Los mejores momentos caen solos, como por arte de magia, cuando se apaga la pantalla y queda la banda tocando como la conocíamos; hasta entonces se percibe que, efectivamente, se trata de la banda más importante de los últimos tiempos. Es interesante que U2, críticos permanentes del control que ejercen los medios de comunicación, aparezcan ahora barridos del escenario por el peor de todos, que es la televisión.

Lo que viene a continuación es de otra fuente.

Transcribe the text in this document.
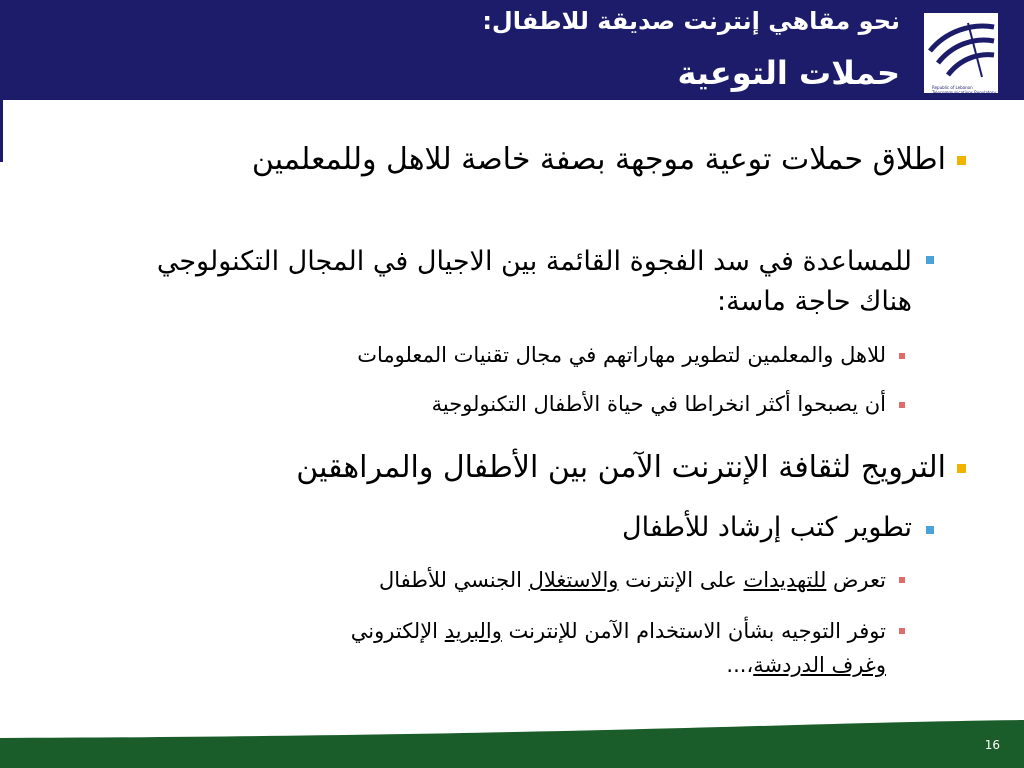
Republic of Lebanon Telecommunications Regulatory Authority
نحو مقاهي إنترنت صديقة للاطفال:
حملات التوعية
اطلاق حملات توعية موجهة بصفة خاصة للاهل وللمعلمين
للمساعدة في سد الفجوة القائمة بين الاجيال في المجال التكنولوجي هناك حاجة ماسة:
للاهل والمعلمين لتطوير مهاراتهم في مجال تقنيات المعلومات
أن يصبحوا أكثر انخراطا في حياة الأطفال التكنولوجية
الترويج لثقافة الإنترنت الآمن بين الأطفال والمراهقين
تطوير كتب إرشاد للأطفال
تعرض للتهديدات على الإنترنت والاستغلال الجنسي للأطفال
توفر التوجيه بشأن الاستخدام الآمن للإنترنت والبريد الإلكتروني
وغرف الدردشة،...
16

El concierto terminó y el contingente de invitados de Control Machete fue conducido a una carpa-bar, a brindar con algo engañoso que nos hiciera creer, durante unos instantes de júbilo borracho, que era U2 el que nos estaba invitando. Saludos, sonrisas y fotografías mientras llegaba la persona encargada de conducirnos a la zona de camerinos.
Caminamos por detrás del escenario y luego por un estacionamiento de camiones, que al asociarlo con la duración de la caminata y la borrachera jubilosa que se llevaba a pedazos el viento, nos dejó la impresión de que estábamos llegando a la estación de Tapo. Entramos al salón siguiendo al capitán ¡lvarez, que iba empeñado en que ese viaje imaginario por medio mundo llegara por fin a puerto. Entre bebida y bebida apareció Bono. Conversó con sus invitados, respondió a sus cuestionamientos, aceptó sus reclamos y felicitaciones. Viéndolo ahí, sin su parafernalia pop, con su gorra irlandesa de combate, asumí que no deja de ser acojonante estar frente al hombre que ha musicalizado buena parte de tu vida, y esa reflexión dimensionó el asunto de la pantalla pop, que fue una mala tarde en medio de tardes mejores, y que bien podemos archivarla, junto a nuestra vuelta al mundo imaginaria, en el espacio que ocupan estas líneas.